A century later, both of Them climax. ‘Did the Earth move for you?’ They quip in unison… but Massimo could not picture Their celestial congress, try as he might, as he flexed his biceps. God’s dick was simply beyond his comprehension.
He put the buckets down in the snow; the workout was over, and he felt peculiar. Not sick exactly. The hangover had
passed uneventfully enough; no ghosts of pain haunted his muscles, synapses, or clogged up the back of his throat. It was more like jetlag, as Connors had suggested. Or more like one of those dreams where you could see that the bus on which you were travelling was about to hit a pedestrian. The inevitable hung in the atmosphere – like a restless calm before a storm. And he did not see Bernadette until she was three metres away, approaching him from behind.
‘Hi.’
‘Hi there. Nice walk?’
‘Apart from slipping everywhere,’ Bernadette answered. ‘I went to see some lizards.’

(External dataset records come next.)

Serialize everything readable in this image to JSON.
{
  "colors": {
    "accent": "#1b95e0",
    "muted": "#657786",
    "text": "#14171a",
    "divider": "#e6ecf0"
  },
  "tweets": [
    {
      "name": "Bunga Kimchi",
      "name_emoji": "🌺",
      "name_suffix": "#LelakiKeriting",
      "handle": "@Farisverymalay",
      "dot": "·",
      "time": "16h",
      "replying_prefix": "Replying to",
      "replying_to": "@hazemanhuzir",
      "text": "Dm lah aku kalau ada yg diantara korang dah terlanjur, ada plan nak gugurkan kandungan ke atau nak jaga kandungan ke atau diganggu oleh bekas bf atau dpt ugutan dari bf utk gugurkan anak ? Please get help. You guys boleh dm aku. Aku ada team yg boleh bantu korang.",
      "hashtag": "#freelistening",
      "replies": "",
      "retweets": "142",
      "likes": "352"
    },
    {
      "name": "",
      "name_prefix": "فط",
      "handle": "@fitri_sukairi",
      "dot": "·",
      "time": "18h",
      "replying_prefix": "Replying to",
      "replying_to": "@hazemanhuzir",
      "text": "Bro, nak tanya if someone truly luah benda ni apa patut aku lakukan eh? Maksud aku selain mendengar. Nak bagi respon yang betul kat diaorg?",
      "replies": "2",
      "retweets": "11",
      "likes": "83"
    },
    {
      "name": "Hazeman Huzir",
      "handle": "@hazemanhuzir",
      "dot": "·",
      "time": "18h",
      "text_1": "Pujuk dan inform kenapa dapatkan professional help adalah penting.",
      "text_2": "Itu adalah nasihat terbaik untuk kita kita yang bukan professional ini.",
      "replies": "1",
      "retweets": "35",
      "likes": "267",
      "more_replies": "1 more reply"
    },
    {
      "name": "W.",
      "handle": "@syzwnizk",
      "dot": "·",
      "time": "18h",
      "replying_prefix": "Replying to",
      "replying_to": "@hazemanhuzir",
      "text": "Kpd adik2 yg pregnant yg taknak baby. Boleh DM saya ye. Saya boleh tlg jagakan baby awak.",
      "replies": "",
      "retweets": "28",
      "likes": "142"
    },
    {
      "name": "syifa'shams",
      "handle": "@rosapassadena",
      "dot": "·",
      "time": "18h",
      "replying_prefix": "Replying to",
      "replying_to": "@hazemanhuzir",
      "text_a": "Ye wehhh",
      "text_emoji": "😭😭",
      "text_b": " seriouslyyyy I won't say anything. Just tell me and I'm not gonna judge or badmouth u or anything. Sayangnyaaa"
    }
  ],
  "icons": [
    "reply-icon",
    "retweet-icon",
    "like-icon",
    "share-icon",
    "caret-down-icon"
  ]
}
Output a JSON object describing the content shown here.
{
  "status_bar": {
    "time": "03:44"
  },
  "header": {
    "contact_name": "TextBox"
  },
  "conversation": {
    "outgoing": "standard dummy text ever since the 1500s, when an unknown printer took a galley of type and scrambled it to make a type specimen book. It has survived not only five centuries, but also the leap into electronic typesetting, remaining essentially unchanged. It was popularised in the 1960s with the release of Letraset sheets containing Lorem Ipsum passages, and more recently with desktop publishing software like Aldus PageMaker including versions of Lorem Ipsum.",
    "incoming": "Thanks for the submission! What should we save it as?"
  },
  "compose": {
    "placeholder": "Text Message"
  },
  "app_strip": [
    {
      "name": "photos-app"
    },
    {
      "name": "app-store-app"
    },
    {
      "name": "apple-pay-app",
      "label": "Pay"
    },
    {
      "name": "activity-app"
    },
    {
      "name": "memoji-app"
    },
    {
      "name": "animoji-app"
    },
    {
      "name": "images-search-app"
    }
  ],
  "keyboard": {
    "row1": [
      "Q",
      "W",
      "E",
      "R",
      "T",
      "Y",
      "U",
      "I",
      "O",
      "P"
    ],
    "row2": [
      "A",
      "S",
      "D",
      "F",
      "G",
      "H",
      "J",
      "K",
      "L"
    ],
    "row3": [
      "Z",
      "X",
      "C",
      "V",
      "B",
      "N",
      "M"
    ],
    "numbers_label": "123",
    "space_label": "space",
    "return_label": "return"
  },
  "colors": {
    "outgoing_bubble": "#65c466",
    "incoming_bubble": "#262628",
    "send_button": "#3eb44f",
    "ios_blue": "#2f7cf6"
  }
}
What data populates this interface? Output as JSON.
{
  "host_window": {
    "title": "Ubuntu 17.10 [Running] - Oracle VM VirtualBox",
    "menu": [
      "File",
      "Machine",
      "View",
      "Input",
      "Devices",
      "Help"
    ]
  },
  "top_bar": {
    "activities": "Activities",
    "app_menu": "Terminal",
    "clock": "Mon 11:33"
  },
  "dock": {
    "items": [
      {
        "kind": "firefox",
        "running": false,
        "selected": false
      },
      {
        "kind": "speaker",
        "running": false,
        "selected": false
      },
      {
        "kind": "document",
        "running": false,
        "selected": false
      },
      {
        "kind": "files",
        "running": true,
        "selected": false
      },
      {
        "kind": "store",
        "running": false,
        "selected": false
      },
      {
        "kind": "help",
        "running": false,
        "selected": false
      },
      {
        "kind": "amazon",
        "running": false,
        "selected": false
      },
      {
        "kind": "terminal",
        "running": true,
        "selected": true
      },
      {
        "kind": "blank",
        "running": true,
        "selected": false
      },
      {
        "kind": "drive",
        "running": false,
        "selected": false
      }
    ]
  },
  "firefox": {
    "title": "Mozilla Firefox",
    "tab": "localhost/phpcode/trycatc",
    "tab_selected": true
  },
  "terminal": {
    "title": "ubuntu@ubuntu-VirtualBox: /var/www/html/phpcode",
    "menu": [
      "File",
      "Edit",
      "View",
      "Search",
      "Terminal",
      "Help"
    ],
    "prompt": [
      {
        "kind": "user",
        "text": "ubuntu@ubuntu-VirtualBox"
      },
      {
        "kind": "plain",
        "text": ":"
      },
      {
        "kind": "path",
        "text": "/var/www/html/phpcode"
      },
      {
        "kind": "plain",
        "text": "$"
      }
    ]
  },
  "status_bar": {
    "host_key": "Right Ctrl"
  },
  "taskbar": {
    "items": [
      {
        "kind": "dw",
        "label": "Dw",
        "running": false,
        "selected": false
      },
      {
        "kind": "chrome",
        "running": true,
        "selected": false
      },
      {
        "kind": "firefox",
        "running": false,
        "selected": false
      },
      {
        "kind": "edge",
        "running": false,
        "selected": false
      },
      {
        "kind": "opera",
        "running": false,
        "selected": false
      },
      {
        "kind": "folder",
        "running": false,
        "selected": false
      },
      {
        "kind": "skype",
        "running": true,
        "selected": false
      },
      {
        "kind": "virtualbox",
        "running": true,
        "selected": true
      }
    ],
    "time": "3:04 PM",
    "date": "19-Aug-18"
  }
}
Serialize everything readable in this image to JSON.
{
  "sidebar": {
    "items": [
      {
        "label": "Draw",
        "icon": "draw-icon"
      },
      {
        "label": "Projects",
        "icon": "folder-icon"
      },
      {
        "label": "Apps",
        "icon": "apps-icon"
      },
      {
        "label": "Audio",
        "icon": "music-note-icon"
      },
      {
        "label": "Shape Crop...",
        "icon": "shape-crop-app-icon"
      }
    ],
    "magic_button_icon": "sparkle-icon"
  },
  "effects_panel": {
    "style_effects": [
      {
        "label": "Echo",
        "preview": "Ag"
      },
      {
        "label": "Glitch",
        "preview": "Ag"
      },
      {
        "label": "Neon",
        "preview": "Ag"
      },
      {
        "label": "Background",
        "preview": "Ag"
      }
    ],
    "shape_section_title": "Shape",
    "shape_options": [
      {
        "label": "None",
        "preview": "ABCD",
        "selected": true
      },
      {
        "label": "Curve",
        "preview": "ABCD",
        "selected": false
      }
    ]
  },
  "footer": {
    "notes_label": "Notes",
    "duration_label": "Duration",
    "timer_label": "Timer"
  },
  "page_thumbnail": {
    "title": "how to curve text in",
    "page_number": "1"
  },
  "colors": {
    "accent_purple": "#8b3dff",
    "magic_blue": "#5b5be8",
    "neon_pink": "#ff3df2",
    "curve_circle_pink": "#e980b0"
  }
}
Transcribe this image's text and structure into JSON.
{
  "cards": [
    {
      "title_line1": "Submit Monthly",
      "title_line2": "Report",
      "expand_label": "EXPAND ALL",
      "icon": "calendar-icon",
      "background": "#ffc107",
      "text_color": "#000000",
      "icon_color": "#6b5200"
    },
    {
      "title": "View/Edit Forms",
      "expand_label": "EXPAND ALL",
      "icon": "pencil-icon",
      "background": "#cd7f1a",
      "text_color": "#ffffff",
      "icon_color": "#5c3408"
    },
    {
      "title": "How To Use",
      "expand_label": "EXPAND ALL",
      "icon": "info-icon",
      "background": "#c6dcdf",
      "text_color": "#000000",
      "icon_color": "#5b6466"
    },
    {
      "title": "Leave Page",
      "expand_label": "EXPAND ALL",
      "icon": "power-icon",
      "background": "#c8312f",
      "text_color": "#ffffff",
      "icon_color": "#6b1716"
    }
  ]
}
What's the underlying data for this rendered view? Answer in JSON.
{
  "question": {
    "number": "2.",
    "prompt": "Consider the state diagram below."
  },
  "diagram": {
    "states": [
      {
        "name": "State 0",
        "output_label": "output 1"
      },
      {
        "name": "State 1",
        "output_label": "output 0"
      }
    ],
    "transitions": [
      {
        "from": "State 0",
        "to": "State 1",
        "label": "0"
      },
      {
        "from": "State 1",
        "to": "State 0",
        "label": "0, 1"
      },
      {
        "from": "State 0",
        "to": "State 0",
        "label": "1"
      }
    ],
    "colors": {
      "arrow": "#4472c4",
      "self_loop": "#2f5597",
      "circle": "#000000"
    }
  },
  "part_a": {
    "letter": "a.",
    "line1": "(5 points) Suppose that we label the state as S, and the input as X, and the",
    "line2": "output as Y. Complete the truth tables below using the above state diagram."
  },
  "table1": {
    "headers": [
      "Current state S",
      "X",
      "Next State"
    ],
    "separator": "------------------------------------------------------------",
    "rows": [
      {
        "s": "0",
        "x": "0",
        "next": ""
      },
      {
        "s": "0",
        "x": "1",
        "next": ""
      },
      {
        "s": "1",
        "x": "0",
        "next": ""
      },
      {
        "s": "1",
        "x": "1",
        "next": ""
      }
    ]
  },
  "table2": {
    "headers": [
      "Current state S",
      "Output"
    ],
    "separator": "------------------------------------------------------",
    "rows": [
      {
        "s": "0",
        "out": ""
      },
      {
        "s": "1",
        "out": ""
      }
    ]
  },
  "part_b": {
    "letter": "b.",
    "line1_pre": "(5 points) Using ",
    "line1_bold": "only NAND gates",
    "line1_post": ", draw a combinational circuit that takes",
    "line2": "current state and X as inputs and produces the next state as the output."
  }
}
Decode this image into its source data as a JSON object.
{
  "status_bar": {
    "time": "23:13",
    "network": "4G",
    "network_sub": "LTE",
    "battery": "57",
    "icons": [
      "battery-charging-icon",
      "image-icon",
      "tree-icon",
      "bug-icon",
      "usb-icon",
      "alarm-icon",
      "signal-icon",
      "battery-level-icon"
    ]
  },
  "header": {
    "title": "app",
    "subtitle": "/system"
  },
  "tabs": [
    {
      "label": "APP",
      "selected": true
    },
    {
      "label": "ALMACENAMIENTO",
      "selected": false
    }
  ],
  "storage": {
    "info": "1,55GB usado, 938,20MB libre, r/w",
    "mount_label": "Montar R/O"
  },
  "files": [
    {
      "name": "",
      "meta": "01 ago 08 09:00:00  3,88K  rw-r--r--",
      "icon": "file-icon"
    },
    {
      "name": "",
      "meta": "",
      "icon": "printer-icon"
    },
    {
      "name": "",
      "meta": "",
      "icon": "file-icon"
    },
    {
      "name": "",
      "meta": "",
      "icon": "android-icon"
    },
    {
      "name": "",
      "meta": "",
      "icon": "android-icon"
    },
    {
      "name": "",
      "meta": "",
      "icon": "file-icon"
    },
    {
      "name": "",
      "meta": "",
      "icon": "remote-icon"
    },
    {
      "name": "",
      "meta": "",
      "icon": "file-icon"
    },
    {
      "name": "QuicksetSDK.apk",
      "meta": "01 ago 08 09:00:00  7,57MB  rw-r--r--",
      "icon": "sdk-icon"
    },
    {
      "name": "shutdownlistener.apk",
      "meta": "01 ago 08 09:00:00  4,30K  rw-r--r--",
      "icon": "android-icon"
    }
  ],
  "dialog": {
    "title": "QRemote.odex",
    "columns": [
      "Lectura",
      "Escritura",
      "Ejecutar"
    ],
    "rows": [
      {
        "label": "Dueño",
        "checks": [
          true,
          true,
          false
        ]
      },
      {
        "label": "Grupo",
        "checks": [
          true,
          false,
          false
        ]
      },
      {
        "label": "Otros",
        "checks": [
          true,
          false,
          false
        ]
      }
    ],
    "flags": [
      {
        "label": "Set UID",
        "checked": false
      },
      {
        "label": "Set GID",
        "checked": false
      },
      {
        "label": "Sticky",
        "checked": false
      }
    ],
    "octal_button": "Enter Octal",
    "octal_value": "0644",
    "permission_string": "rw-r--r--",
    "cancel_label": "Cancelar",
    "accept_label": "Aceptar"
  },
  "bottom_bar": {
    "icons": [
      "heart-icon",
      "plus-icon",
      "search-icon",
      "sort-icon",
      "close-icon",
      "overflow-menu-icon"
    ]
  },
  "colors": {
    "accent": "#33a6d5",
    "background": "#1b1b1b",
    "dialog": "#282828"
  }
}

‘Was it fun?’ asked Massimo.
‘It was a distraction, I suppose. A small boy introduced us – they were hatching.’
‘Have you eaten anything?’
‘Yeah, the kid gave me some bread and jam. You?’
‘You did better than I did. I had slop… What’s the plan for the day, do you think?’
Bernadette shrugged. ‘The boy seems to think we’re travelling north. Connors has been thinking about it for a couple of weeks at least, apparently – the news is on the psychic front page. I asked him why he didn’t seem surprised to see us and he said they’ve been waiting. For us. Or for some people like us, anyway. Apparently the… the prophecy is, three people – two men and a woman – travel north to become part of God’s brain.’
‘Christ. Just been thinking about that.’
‘Yes, I felt you thinking about that,’ said Bernadette, ‘as unlikely as that sounds.’
Massimo exhaled. ‘I don’t think anything sounds unlikely anymore,’ he admitted. ‘So we’re going then – it’s decided.’
Sidestepping the question, Bernadette started walking; Massimo followed. ‘I’ve got to keep moving,’ she explained, ‘or I get frozen toes.’
‘That’s fine. Let’s stroll.’
Neither of them said anything for a minute. Aimlessly they strolled in the snow, each of them scarcely daring to believe that this was the same place that had hosted the violent wind storms of the night before. The air was Alpine crisp; the winds were boisterous, but no more so than they would be at the top of any mountain.
Massimo longed for conversation. ‘I didn’t know lizards could stand the cold,’ he said. ‘Always picture them on a Brazilian tavern or something. Diplomats in white suits sipping cocktails.’